We have all watched the horrific attack on Ukraine over the past weeks. Many of us also watched President Volodymyr Zelenskyy make his impassioned appeal to our Parliament for help. Recently, I listened to my former commander, Romeo Dallaire, tell the Canadian public, at least that portion of it that still tunes in to CBC, that our hesitation to stand up and be counted is the same sickening sort of cowardice that allowed the Rwandan Tutsis be slaughtered in 1994. In important ways, this is a betrayal of what it means to be Canadian.
Few people today remember much about the genocide against the Tutsis in Rwanda. Even fewer know that Canada was the only nation that sent in at least some military officers to support Gen. Dallaire when other nations were withdrawing their troops. I was among them. I was proud of Canada then. I was not proud of the way my country offered nothing more than this tiny token force until after the killing had stopped.
Imagine how little pride I feel now that Canada has joined the ranks of the cringing, hand-wringing spectators who refuse to do anything “risky” for Ukraine. I don’t feel any pride about this. I don’t recognize us anymore. It’s almost as if the noisy nonsense of a few disgruntled truck drivers wrapping themselves in our flag has made us forget what it actually means to be Canadian.
I know this may sound like the impotent ravings of an old soldier. But think of what happens to the world we have struggled to build if we continue to let Ukraine fight our fight for us. All the work that has been done to build a network of modern states relying on international law, mutual vulnerability and interdependency will evaporate. The power of the UN, the International Criminal Court and alliances such as NATO will lose their last shreds of credibility. We go back to an age of militarized nationalism, only this time some nations have nukes. Those nations without them become easy prey. Us too?
We need to think carefully about what happens if we don’t stand up to Russian President Vladimir Putin.

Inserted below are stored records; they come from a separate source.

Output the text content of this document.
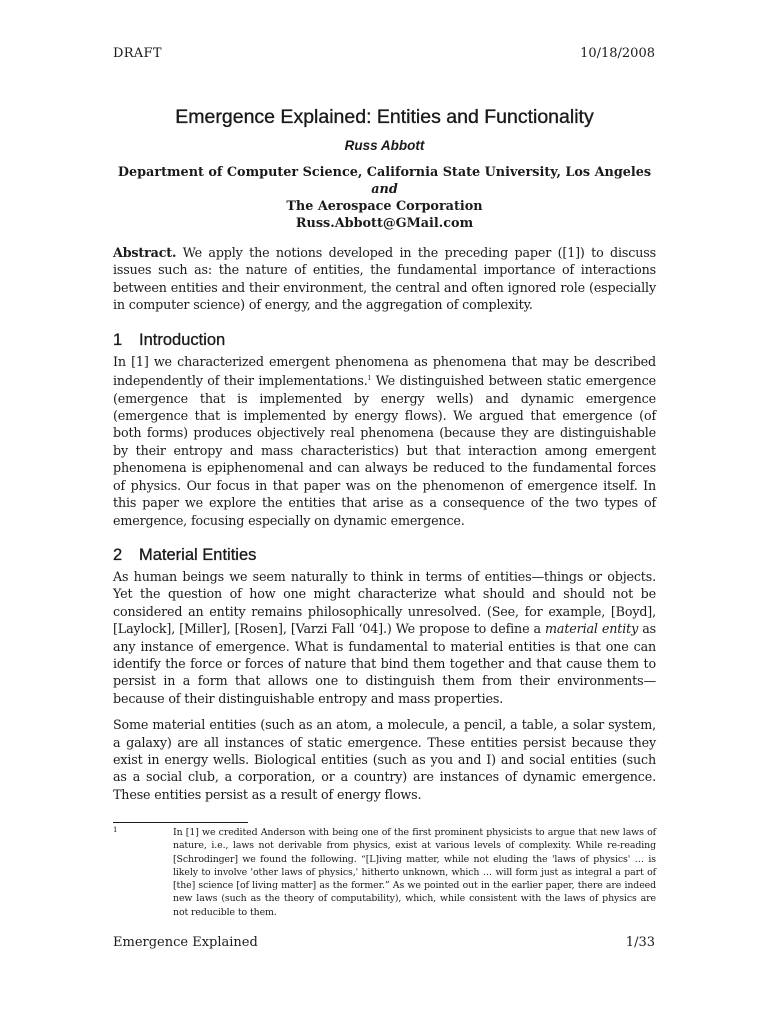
DRAFT	10/18/2008
Emergence Explained: Entities and Functionality
Russ Abbott
Department of Computer Science, California State University, Los Angeles
and
The Aerospace Corporation
Russ.Abbott@GMail.com

Abstract. We apply the notions developed in the preceding paper ([1]) to discuss issues such as: the nature of entities, the fundamental importance of interactions between entities and their environment, the central and often ignored role (especially in computer science) of energy, and the aggregation of complexity.

1 Introduction

In [1] we characterized emergent phenomena as phenomena that may be described independently of their implementations.$^1$ We distinguished between static emergence (emergence that is implemented by energy wells) and dynamic emergence (emergence that is implemented by energy flows). We argued that emergence (of both forms) produces objectively real phenomena (because they are distinguishable by their entropy and mass characteristics) but that interaction among emergent phenomena is epiphenomenal and can always be reduced to the fundamental forces of physics. Our focus in that paper was on the phenomenon of emergence itself. In this paper we explore the entities that arise as a consequence of the two types of emergence, focusing especially on dynamic emergence.

2 Material Entities

As human beings we seem naturally to think in terms of entities—things or objects. Yet the question of how one might characterize what should and should not be considered an entity remains philosophically unresolved. (See, for example, [Boyd], [Laylock], [Miller], [Rosen], [Varzi Fall ‘04].) We propose to define a material entity as any instance of emergence. What is fundamental to material entities is that one can identify the force or forces of nature that bind them together and that cause them to persist in a form that allows one to distinguish them from their environments—because of their distinguishable entropy and mass properties.

Some material entities (such as an atom, a molecule, a pencil, a table, a solar system, a galaxy) are all instances of static emergence. These entities persist because they exist in energy wells. Biological entities (such as you and I) and social entities (such as a social club, a corporation, or a country) are instances of dynamic emergence. These entities persist as a result of energy flows.

1	In [1] we credited Anderson with being one of the first prominent physicists to argue that new laws of nature, i.e., laws not derivable from physics, exist at various levels of complexity. While re-reading [Schrodinger] we found the following. “[L]iving matter, while not eluding the 'laws of physics' … is likely to involve 'other laws of physics,' hitherto unknown, which … will form just as integral a part of [the] science [of living matter] as the former.” As we pointed out in the earlier paper, there are indeed new laws (such as the theory of computability), which, while consistent with the laws of physics are not reducible to them.
Emergence Explained	1/33
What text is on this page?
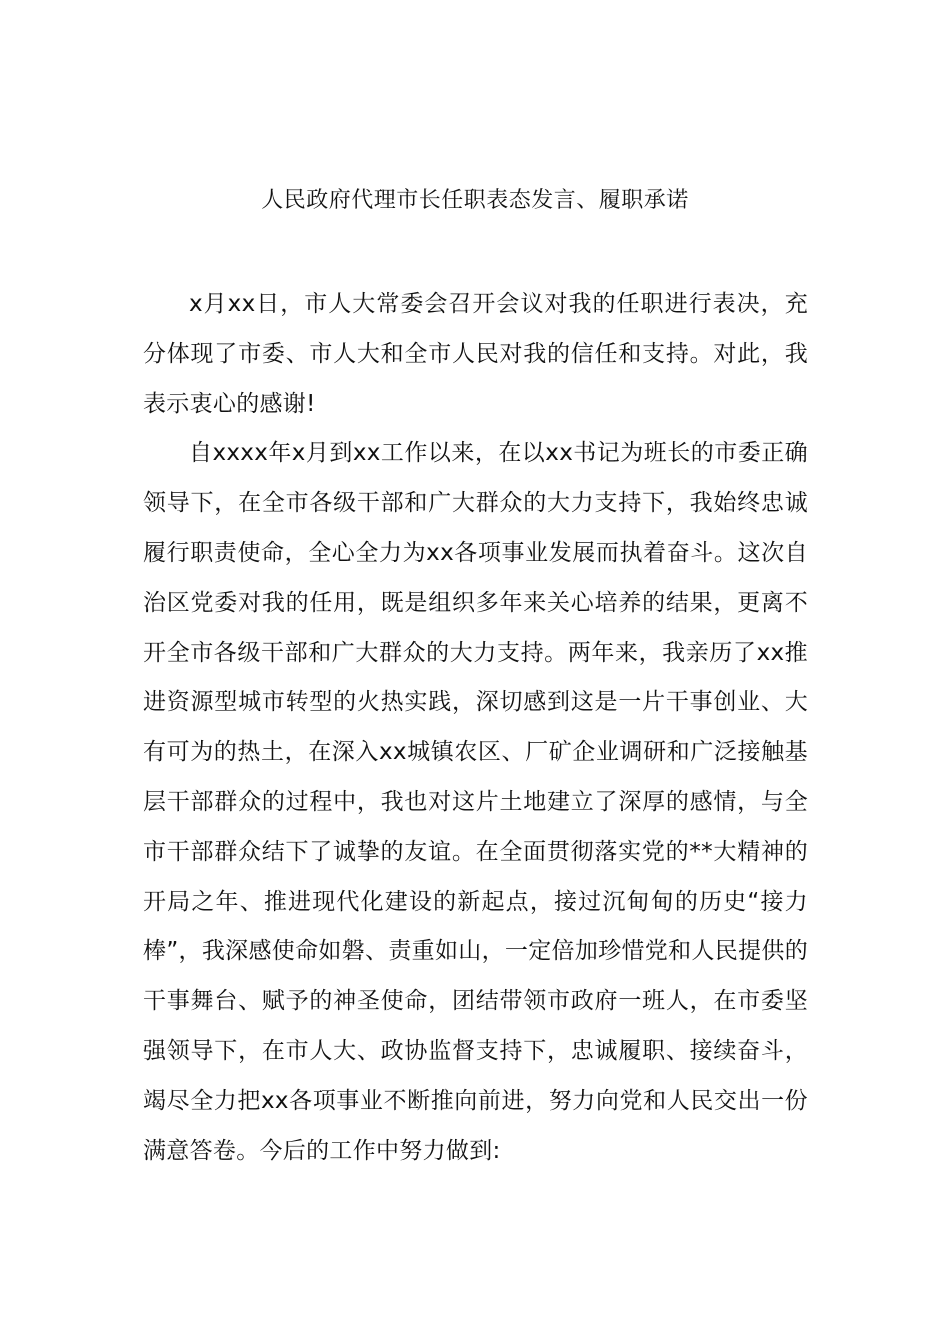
人民政府代理市长任职表态发言、履职承诺

x月xx日，市人大常委会召开会议对我的任职进行表决，充分体现了市委、市人大和全市人民对我的信任和支持。对此，我表示衷心的感谢!

自xxxx年x月到xx工作以来，在以xx书记为班长的市委正确领导下，在全市各级干部和广大群众的大力支持下，我始终忠诚履行职责使命，全心全力为xx各项事业发展而执着奋斗。这次自治区党委对我的任用，既是组织多年来关心培养的结果，更离不开全市各级干部和广大群众的大力支持。两年来，我亲历了xx推进资源型城市转型的火热实践，深切感到这是一片干事创业、大有可为的热土，在深入xx城镇农区、厂矿企业调研和广泛接触基层干部群众的过程中，我也对这片土地建立了深厚的感情，与全市干部群众结下了诚挚的友谊。在全面贯彻落实党的**大精神的开局之年、推进现代化建设的新起点，接过沉甸甸的历史“接力棒”，我深感使命如磐、责重如山，一定倍加珍惜党和人民提供的干事舞台、赋予的神圣使命，团结带领市政府一班人，在市委坚强领导下，在市人大、政协监督支持下，忠诚履职、接续奋斗，竭尽全力把xx各项事业不断推向前进，努力向党和人民交出一份满意答卷。今后的工作中努力做到:
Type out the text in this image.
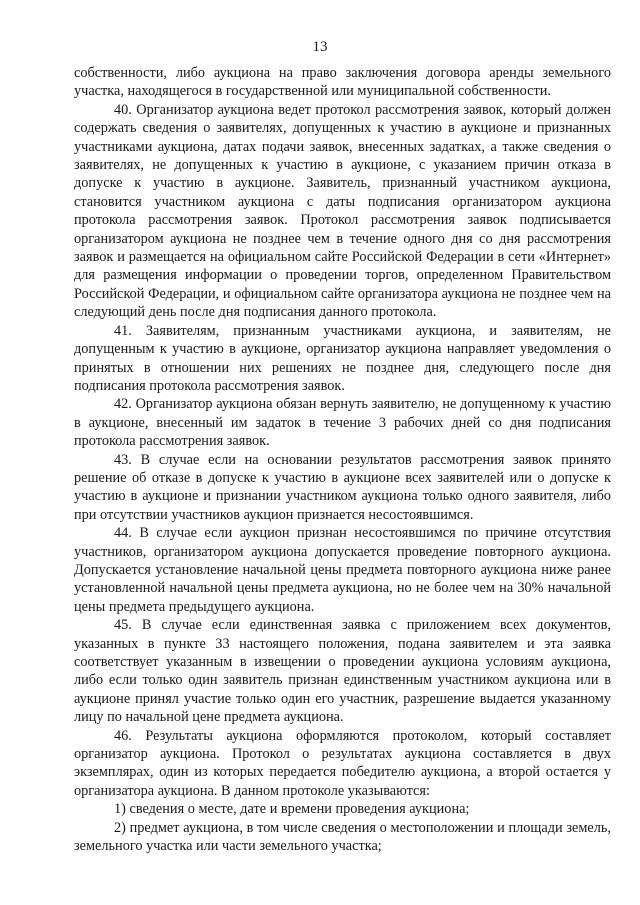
13

собственности, либо аукциона на право заключения договора аренды земельного участка, находящегося в государственной или муниципальной собственности.

40. Организатор аукциона ведет протокол рассмотрения заявок, который должен содержать сведения о заявителях, допущенных к участию в аукционе и признанных участниками аукциона, датах подачи заявок, внесенных задатках, а также сведения о заявителях, не допущенных к участию в аукционе, с указанием причин отказа в допуске к участию в аукционе. Заявитель, признанный участником аукциона, становится участником аукциона с даты подписания организатором аукциона протокола рассмотрения заявок. Протокол рассмотрения заявок подписывается организатором аукциона не позднее чем в течение одного дня со дня рассмотрения заявок и размещается на официальном сайте Российской Федерации в сети «Интернет» для размещения информации о проведении торгов, определенном Правительством Российской Федерации, и официальном сайте организатора аукциона не позднее чем на следующий день после дня подписания данного протокола.

41. Заявителям, признанным участниками аукциона, и заявителям, не допущенным к участию в аукционе, организатор аукциона направляет уведомления о принятых в отношении них решениях не позднее дня, следующего после дня подписания протокола рассмотрения заявок.

42. Организатор аукциона обязан вернуть заявителю, не допущенному к участию в аукционе, внесенный им задаток в течение 3 рабочих дней со дня подписания протокола рассмотрения заявок.

43. В случае если на основании результатов рассмотрения заявок принято решение об отказе в допуске к участию в аукционе всех заявителей или о допуске к участию в аукционе и признании участником аукциона только одного заявителя, либо при отсутствии участников аукцион признается несостоявшимся.

44. В случае если аукцион признан несостоявшимся по причине отсутствия участников, организатором аукциона допускается проведение повторного аукциона. Допускается установление начальной цены предмета повторного аукциона ниже ранее установленной начальной цены предмета аукциона, но не более чем на 30% начальной цены предмета предыдущего аукциона.

45. В случае если единственная заявка с приложением всех документов, указанных в пункте 33 настоящего положения, подана заявителем и эта заявка соответствует указанным в извещении о проведении аукциона условиям аукциона, либо если только один заявитель признан единственным участником аукциона или в аукционе принял участие только один его участник, разрешение выдается указанному лицу по начальной цене предмета аукциона.

46. Результаты аукциона оформляются протоколом, который составляет организатор аукциона. Протокол о результатах аукциона составляется в двух экземплярах, один из которых передается победителю аукциона, а второй остается у организатора аукциона. В данном протоколе указываются:

1) сведения о месте, дате и времени проведения аукциона;

2) предмет аукциона, в том числе сведения о местоположении и площади земель, земельного участка или части земельного участка;
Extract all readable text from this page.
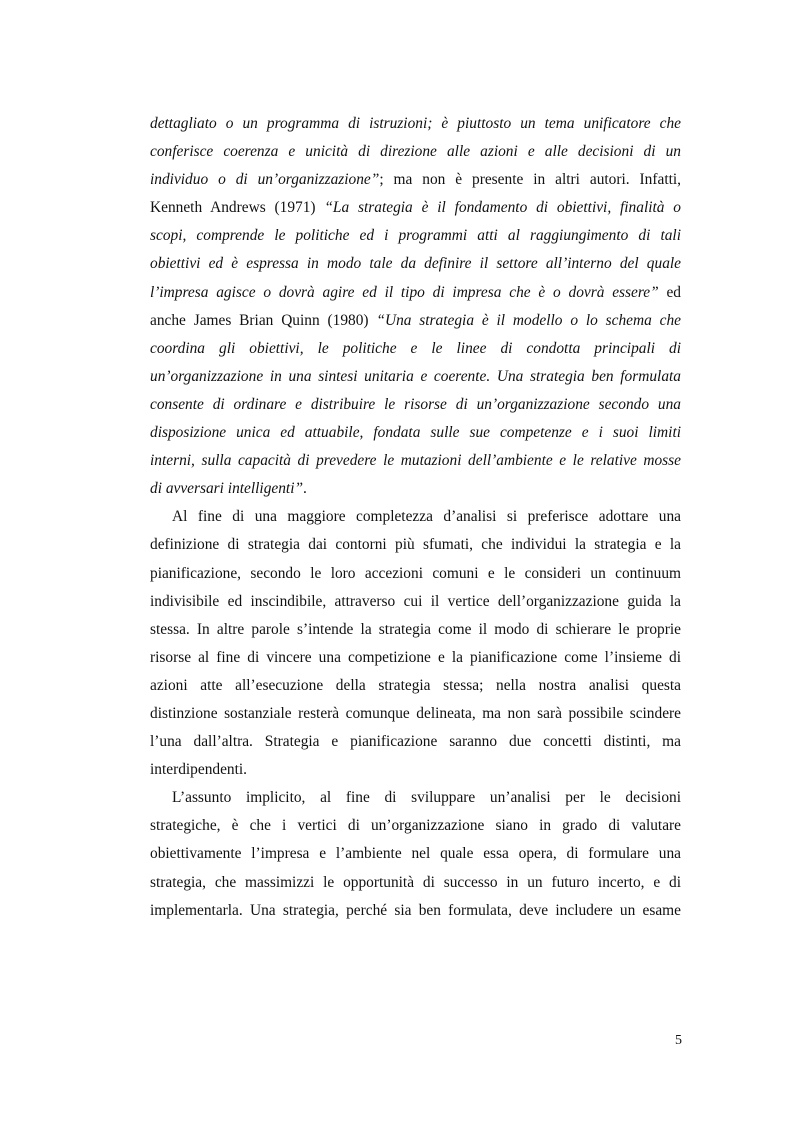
dettagliato o un programma di istruzioni; è piuttosto un tema unificatore che
conferisce coerenza e unicità di direzione alle azioni e alle decisioni di un
individuo o di un’organizzazione”; ma non è presente in altri autori. Infatti,
Kenneth Andrews (1971) “La strategia è il fondamento di obiettivi, finalità o
scopi, comprende le politiche ed i programmi atti al raggiungimento di tali
obiettivi ed è espressa in modo tale da definire il settore all’interno del quale
l’impresa agisce o dovrà agire ed il tipo di impresa che è o dovrà essere” ed
anche James Brian Quinn (1980) “Una strategia è il modello o lo schema che
coordina gli obiettivi, le politiche e le linee di condotta principali di
un’organizzazione in una sintesi unitaria e coerente. Una strategia ben formulata
consente di ordinare e distribuire le risorse di un’organizzazione secondo una
disposizione unica ed attuabile, fondata sulle sue competenze e i suoi limiti
interni, sulla capacità di prevedere le mutazioni dell’ambiente e le relative mosse
di avversari intelligenti”.
Al fine di una maggiore completezza d’analisi si preferisce adottare una
definizione di strategia dai contorni più sfumati, che individui la strategia e la
pianificazione, secondo le loro accezioni comuni e le consideri un continuum
indivisibile ed inscindibile, attraverso cui il vertice dell’organizzazione guida la
stessa. In altre parole s’intende la strategia come il modo di schierare le proprie
risorse al fine di vincere una competizione e la pianificazione come l’insieme di
azioni atte all’esecuzione della strategia stessa; nella nostra analisi questa
distinzione sostanziale resterà comunque delineata, ma non sarà possibile scindere
l’una dall’altra. Strategia e pianificazione saranno due concetti distinti, ma
interdipendenti.
L’assunto implicito, al fine di sviluppare un’analisi per le decisioni
strategiche, è che i vertici di un’organizzazione siano in grado di valutare
obiettivamente l’impresa e l’ambiente nel quale essa opera, di formulare una
strategia, che massimizzi le opportunità di successo in un futuro incerto, e di
implementarla. Una strategia, perché sia ben formulata, deve includere un esame
5
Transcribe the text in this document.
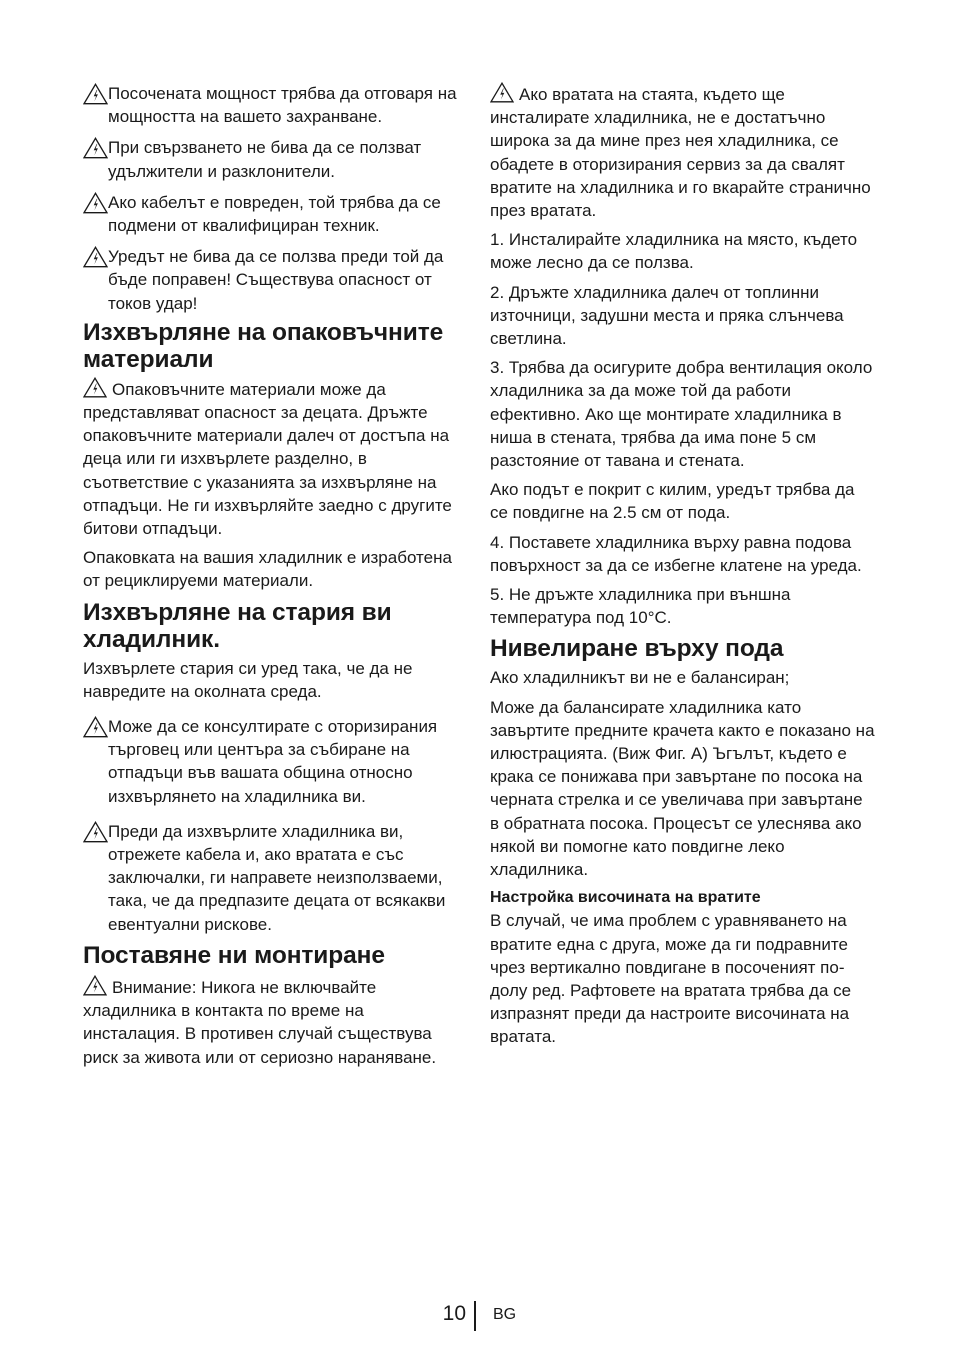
Посочената мощност трябва да отговаря на мощността на вашето захранване.

При свързването не бива да се ползват удължители и разклонители.

Ако кабелът е повреден, той трябва да се подмени от квалифициран техник.

Уредът не бива да се ползва преди той да бъде поправен! Съществува опасност от токов удар!

Изхвърляне на опаковъчните материали

Опаковъчните материали може да представляват опасност за децата. Дръжте опаковъчните материали далеч от достъпа на деца или ги изхвърлете разделно, в съответствие с указанията за изхвърляне на отпадъци. Не ги изхвърляйте заедно с другите битови отпадъци.

Опаковката на вашия хладилник е изработена от рециклируеми материали.

Изхвърляне на стария ви хладилник.

Изхвърлете стария си уред така, че да не навредите на околната среда.

Може да се консултирате с оторизирания търговец или центъра за събиране на отпадъци във вашата община относно изхвърлянето на хладилника ви.

Преди да изхвърлите хладилника ви, отрежете кабела и, ако вратата е със заключалки, ги направете неизползваеми, така, че да предпазите децата от всякакви евентуални рискове.

Поставяне ни монтиране

Внимание: Никога не включвайте хладилника в контакта по време на инсталация. В противен случай съществува риск за живота или от сериозно нараняване.

Ако вратата на стаята, където ще инсталирате хладилника, не е достатъчно широка за да мине през нея хладилника, се обадете в оторизирания сервиз за да свалят вратите на хладилника и го вкарайте странично през вратата.

1. Инсталирайте хладилника на място, където може лесно да се ползва.

2. Дръжте хладилника далеч от топлинни източници, задушни места и пряка слънчева светлина.

3. Трябва да осигурите добра вентилация около хладилника за да може той да работи ефективно. Ако ще монтирате хладилника в ниша в стената, трябва да има поне 5 см разстояние от тавана и стената.

Ако подът е покрит с килим, уредът трябва да се повдигне на 2.5 см от пода.

4. Поставете хладилника върху равна подова повърхност за да се избегне клатене на уреда.

5. Не дръжте хладилника при външна температура под 10°C.

Нивелиране върху пода

Ако хладилникът ви не е балансиран;

Може да балансирате хладилника като завъртите предните крачета както е показано на илюстрацията. (Виж Фиг. А) Ъгълът, където е крака се понижава при завъртане по посока на черната стрелка и се увеличава при завъртане в обратната посока. Процесът се улеснява ако някой ви помогне като повдигне леко хладилника.

Настройка височината на вратите

В случай, че има проблем с уравняването на вратите една с друга, може да ги подравните чрез вертикално повдигане в посоченият по-долу ред. Рафтовете на вратата трябва да се изпразнят преди да настроите височината на вратата.

10 BG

If he, or other dictators with nukes at their disposal, can be confident they will never have to use them because they can cow us with threats, then all talk of international law, of human rights and of national sovereignty is empty. We will give up all that without a fight. The past several weeks have shown us how weak the Russian military is when faced with stiff resistance. They may have also shown how resistant Russia is to measures other than military.
Russia is not the West and it is a mistake to think we can stop its leaders by hurting its economy. We might be vulnerable to that strategy but they lack the large middle class and consumer economy that is easily hurt by sanctions. We need to find the courage to face this fight and the will to win it. Otherwise, we might just as well surrender our flag to those empty-minded blow-hards using it to protest public health measures.
I, for one, won’t respect what it means anymore if we continue to sit on our hands. I won’t be joining the throng of paper patriots sporting flags on Canada Day. I’m more likely to spend that day hiding in shame at the sacrilege of ignoring a call for help from a people who want nothing more than to be left alone.
Philip Lancaster served 30 years in the Canadian military, including deployments to Cyprus, Germany and Rwanda. He also served as a civilian with United Nations missions to DRC, Burundi, Sudan, Afghanistan and Republic of Congo, as well as with the EU military mission to Mali.